The big difference is that this gives them an incentive to act in all of the ant-social manners that Americans have come to associate with private health insurers. Perversely, and with the opposite effect on society of Adam Smith famous "invisible hand," this gives insurers an incentive to deny coverage, to rescind policies, to avoid high-risk individuals (like those with pre-existing conditions), and to raise premiums.

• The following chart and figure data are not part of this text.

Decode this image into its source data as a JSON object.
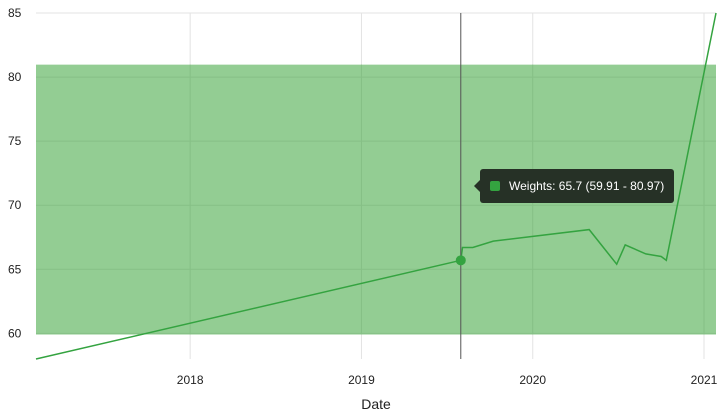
{
  "chart_data": {
    "type": "line",
    "xlabel": "Date",
    "ylabel": "",
    "xlim": [
      2017.1,
      2021.07
    ],
    "ylim": [
      58,
      85
    ],
    "x_ticks": [
      {
        "value": 2018,
        "label": "2018"
      },
      {
        "value": 2019,
        "label": "2019"
      },
      {
        "value": 2020,
        "label": "2020"
      },
      {
        "value": 2021,
        "label": "2021"
      }
    ],
    "y_ticks": [
      {
        "value": 60,
        "label": "60"
      },
      {
        "value": 65,
        "label": "65"
      },
      {
        "value": 70,
        "label": "70"
      },
      {
        "value": 75,
        "label": "75"
      },
      {
        "value": 80,
        "label": "80"
      },
      {
        "value": 85,
        "label": "85"
      }
    ],
    "grid": true,
    "band": {
      "low": 59.91,
      "high": 80.97,
      "color": "#93cd93"
    },
    "series": [
      {
        "name": "Weights",
        "color": "#34a340",
        "points": [
          [
            2017.1,
            58.0
          ],
          [
            2019.58,
            65.7
          ],
          [
            2019.59,
            66.7
          ],
          [
            2019.65,
            66.7
          ],
          [
            2019.77,
            67.2
          ],
          [
            2020.33,
            68.1
          ],
          [
            2020.49,
            65.4
          ],
          [
            2020.54,
            66.9
          ],
          [
            2020.66,
            66.2
          ],
          [
            2020.75,
            66.0
          ],
          [
            2020.78,
            65.7
          ],
          [
            2021.07,
            85.0
          ]
        ]
      }
    ],
    "hover": {
      "x": 2019.58,
      "y": 65.7
    }
  },
  "tooltip": {
    "text": "Weights: 65.7 (59.91 - 80.97)",
    "swatch_color": "#34a340"
  }
}
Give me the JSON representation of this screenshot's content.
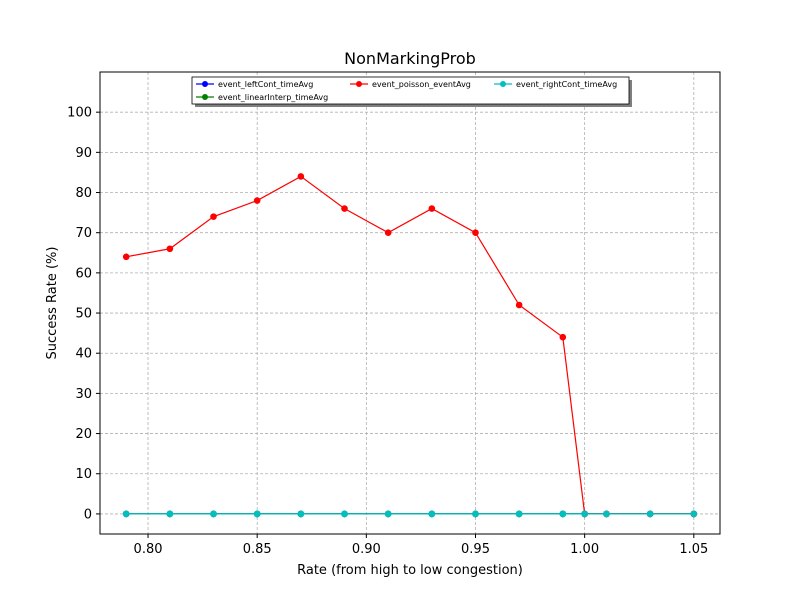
{
  "chart_data": {
    "type": "line",
    "title": "NonMarkingProb",
    "xlabel": "Rate (from high to low congestion)",
    "ylabel": "Success Rate (%)",
    "xlim": [
      0.778,
      1.062
    ],
    "ylim": [
      -5,
      110
    ],
    "xticks": [
      0.8,
      0.85,
      0.9,
      0.95,
      1.0,
      1.05
    ],
    "xtick_labels": [
      "0.80",
      "0.85",
      "0.90",
      "0.95",
      "1.00",
      "1.05"
    ],
    "yticks": [
      0,
      10,
      20,
      30,
      40,
      50,
      60,
      70,
      80,
      90,
      100
    ],
    "ytick_labels": [
      "0",
      "10",
      "20",
      "30",
      "40",
      "50",
      "60",
      "70",
      "80",
      "90",
      "100"
    ],
    "grid": true,
    "legend_position": "top-center",
    "x": [
      0.79,
      0.81,
      0.83,
      0.85,
      0.87,
      0.89,
      0.91,
      0.93,
      0.95,
      0.97,
      0.99,
      1.0,
      1.01,
      1.03,
      1.05
    ],
    "series": [
      {
        "name": "event_leftCont_timeAvg",
        "color": "#0000ff",
        "values": [
          0,
          0,
          0,
          0,
          0,
          0,
          0,
          0,
          0,
          0,
          0,
          0,
          0,
          0,
          0
        ]
      },
      {
        "name": "event_linearInterp_timeAvg",
        "color": "#008000",
        "values": [
          0,
          0,
          0,
          0,
          0,
          0,
          0,
          0,
          0,
          0,
          0,
          0,
          0,
          0,
          0
        ]
      },
      {
        "name": "event_poisson_eventAvg",
        "color": "#ff0000",
        "values": [
          64,
          66,
          74,
          78,
          84,
          76,
          70,
          76,
          70,
          52,
          44,
          0,
          0,
          0,
          0
        ]
      },
      {
        "name": "event_rightCont_timeAvg",
        "color": "#00bfbf",
        "values": [
          0,
          0,
          0,
          0,
          0,
          0,
          0,
          0,
          0,
          0,
          0,
          0,
          0,
          0,
          0
        ]
      }
    ]
  }
}
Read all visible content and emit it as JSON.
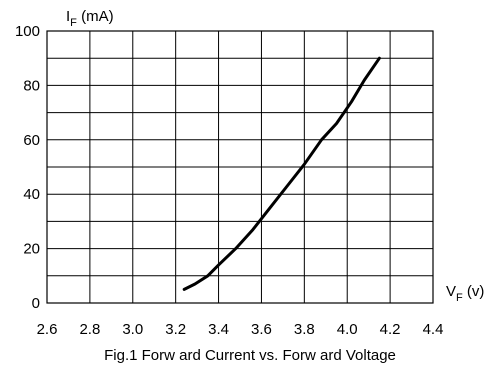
{
  "chart_data": {
    "type": "line",
    "title": "",
    "caption": "Fig.1 Forw ard Current vs. Forw ard Voltage",
    "xlabel": {
      "main": "V",
      "sub": "F",
      "unit": " (v)"
    },
    "ylabel": {
      "main": "I",
      "sub": "F",
      "unit": " (mA)"
    },
    "xlim": [
      2.6,
      4.4
    ],
    "ylim": [
      0,
      100
    ],
    "xticks": [
      "2.6",
      "2.8",
      "3.0",
      "3.2",
      "3.4",
      "3.6",
      "3.8",
      "4.0",
      "4.2",
      "4.4"
    ],
    "yticks": [
      "0",
      "20",
      "40",
      "60",
      "80",
      "100"
    ],
    "xgrid": [
      2.6,
      2.8,
      3.0,
      3.2,
      3.4,
      3.6,
      3.8,
      4.0,
      4.2,
      4.4
    ],
    "ygrid": [
      0,
      10,
      20,
      30,
      40,
      50,
      60,
      70,
      80,
      90,
      100
    ],
    "grid": true,
    "series": [
      {
        "x": [
          3.24,
          3.29,
          3.35,
          3.4,
          3.48,
          3.56,
          3.64,
          3.72,
          3.8,
          3.88,
          3.95,
          4.02,
          4.08,
          4.15
        ],
        "y": [
          5,
          7,
          10,
          14,
          20,
          27,
          35,
          43,
          51,
          60,
          66,
          74,
          82,
          90
        ]
      }
    ]
  }
}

Thus not surprisingly, the proportion of Americans with private health insurance coverage has been declining for twenty years. Some analysts project it to enter a "death spiral" in the near future, as the industry sheds customers and raises premiums. Then, only the sickest, most "high-risk" beneficiaries, would find private health insurance a deal worth paying for. But even if this is wrong, and the private insurance industry continues to operates as it is operating now, it has shown itself to be unwilling to insure certain classes of people. These have included Americans that are poor, children of poor parents, old or already sick. Without some other option, typically some non-profit, government guaranteed and regulated alternatives to private insurance, many more than 30 or 40 million Americans would today be uninsured.

But, society has already decided that it is unacceptable for a rich country to not provide some of these groups with basic health coverage. The bill in the Congress would extend that coverage to many of today's uninsured and risky Americans that cannot otherwise get or afford private health care coverage. None of the issues raised by the Republicans would accomplish this fundamental task. That was the real division on display at today's health care reform summit.

If this view of the private insurance market is correct, then maybe the deeper issue is whether private health insurance could ever provide anything like universal coverage. Most other rich countries have decided they cannot. But this issue was not on the table at today's health reform summit.